Once President Bush gave the go-ahead for the NSA to secretly gather and analyze domestic phone records — an authorization that carried no stipulations about identity protection — agency officials regarded the encryption as an unnecessary step and rejected it, according to two intelligence officials knowledgeable about ThinThread and the warrantless surveillance programs.

“They basically just disabled the [privacy] safeguards,” said one intelligence official.
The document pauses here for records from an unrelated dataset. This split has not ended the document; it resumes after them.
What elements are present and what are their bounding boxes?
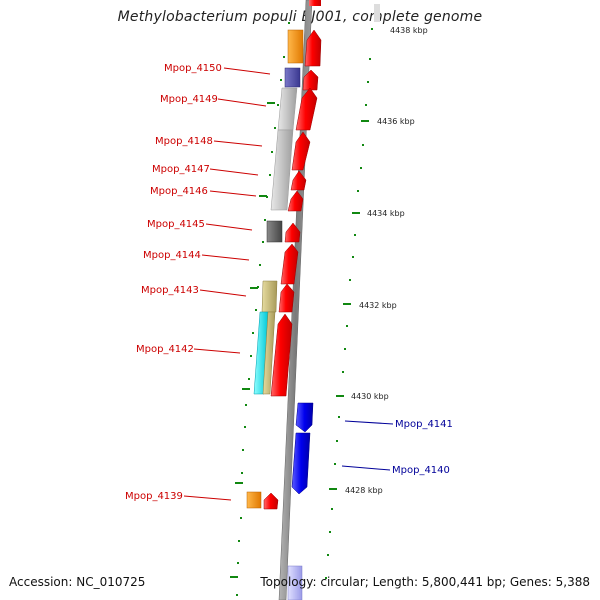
- gene-label-mpop-4145[interactable]: Mpop_4145: [147, 219, 205, 230]
- scale-label-4434: 4434 kbp: [367, 209, 405, 218]
- scale-ticks-left: [230, 102, 275, 578]
- gene-arrow-red-4: [291, 131, 311, 171]
- gene-arrow-red-8: [280, 243, 299, 285]
- scale-label-4432: 4432 kbp: [359, 301, 397, 310]
- gene-label-mpop-4141[interactable]: Mpop_4141: [395, 419, 453, 430]
- gene-label-mpop-4150[interactable]: Mpop_4150: [164, 63, 222, 74]
- gene-lavender-bottom: [287, 565, 303, 600]
- gene-label-mpop-4142[interactable]: Mpop_4142: [136, 344, 194, 355]
- accession-text: Accession: NC_010725: [9, 575, 146, 589]
- gene-mpop-4148-block: [270, 129, 294, 211]
- scale-label-4428: 4428 kbp: [345, 486, 383, 495]
- gene-arrow-red-7: [284, 222, 301, 243]
- genome-summary-text: Topology: circular; Length: 5,800,441 bp…: [260, 575, 590, 589]
- gene-mpop-4142-khaki: [262, 311, 276, 395]
- gene-arrow-red-1: [304, 29, 322, 67]
- scale-dots-left: [236, 22, 290, 596]
- gene-mpop-4145: [266, 220, 283, 243]
- top-gene-faint: [374, 4, 380, 22]
- scale-dots-right: [325, 28, 373, 579]
- gene-label-mpop-4143[interactable]: Mpop_4143: [141, 285, 199, 296]
- scale-label-4430: 4430 kbp: [351, 392, 389, 401]
- scale-label-4438: 4438 kbp: [390, 26, 428, 35]
- gene-arrow-red-10: [270, 313, 293, 397]
- gene-mpop-4149: [277, 87, 298, 131]
- label-leader-lines-right: [341, 420, 394, 471]
- gene-mpop-4141: [295, 402, 314, 433]
- gene-label-mpop-4148[interactable]: Mpop_4148: [155, 136, 213, 147]
- gene-orange-top: [287, 29, 304, 64]
- gene-label-mpop-4144[interactable]: Mpop_4144: [143, 250, 201, 261]
- label-leader-lines-left: [183, 67, 271, 501]
- gene-arrow-red-6: [287, 190, 304, 212]
- gene-arrow-red-9: [278, 283, 295, 313]
- top-gene-red-fragment: [309, 0, 321, 6]
- gene-label-mpop-4140[interactable]: Mpop_4140: [392, 465, 450, 476]
- gene-mpop-4150: [284, 67, 301, 88]
- gene-arrow-red-11: [263, 492, 279, 510]
- gene-arrow-red-5: [290, 170, 307, 191]
- gene-arrow-red-3: [295, 87, 318, 131]
- gene-arrow-red-2: [302, 69, 319, 91]
- scale-ticks-right: [329, 120, 369, 490]
- gene-label-mpop-4147[interactable]: Mpop_4147: [152, 164, 210, 175]
- gene-label-mpop-4146[interactable]: Mpop_4146: [150, 186, 208, 197]
- gene-orange-bottom: [246, 491, 262, 509]
- gene-mpop-4140: [291, 432, 311, 495]
- gene-label-mpop-4139[interactable]: Mpop_4139: [125, 491, 183, 502]
- genome-title: Methylobacterium populi BJ001, complete …: [117, 9, 483, 25]
- scale-label-4436: 4436 kbp: [377, 117, 415, 126]
- gene-mpop-4143: [261, 280, 278, 313]
- gene-label-mpop-4149[interactable]: Mpop_4149: [160, 94, 218, 105]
From a surface reading of this article, it would appear that the NSA reversed course on safeguarding civil liberties with alacrity late in 2001.

Officials familiar with Thin Thread say some within NSA were stunned by the legal flip-flop.

And Bush has said in the past that it was Hayden who volunteered to create the domestic surveillance program, without prompting from Bush (he implied). But did the NSA give in without a fight? A recent report in the NY Times argues that Dick Cheney tried to force Gen. Hayden to direct the NSA to engage in widespread surveillance of domestic communication, which Hayden resisted in favor of a more limited violation of the law. My own analysis of the NYT story, for what it’s worth, argued that the details don’t add up unless we infer that it was Cheney, rather than Hayden, who conceived of the NSA’s domestic surveillance program. I speculated that Hayden, or more likely the NSA lawyers, fought a rear-guard action against Cheney until they finally agreed to permit a less expansive version of domestic surveillance.

In any event, the thing to stress about this week’s reports in the NYT and Baltimore Sun is that until quite recently the NSA aggressively resisted attempts to drag it into the business of domestic surveillance on the grounds that it was illegal for the Agency to engage in it. The only support for the reversal under the Bush administration is a very thin reed, the notion that the Congressional Authorization of the Use of Force gave the President the power to spy domestically without warrant.

If the post at NRO gets nothing else right, at least it recognizes that this ought to be the central issue that comes out of the Sun story.

Either you think this type of intelligence-gathering falls within the powers of the executive to command the military, or you don’t.

I don’t, because it did not fall within Bill Clinton’s powers in the 1990s either.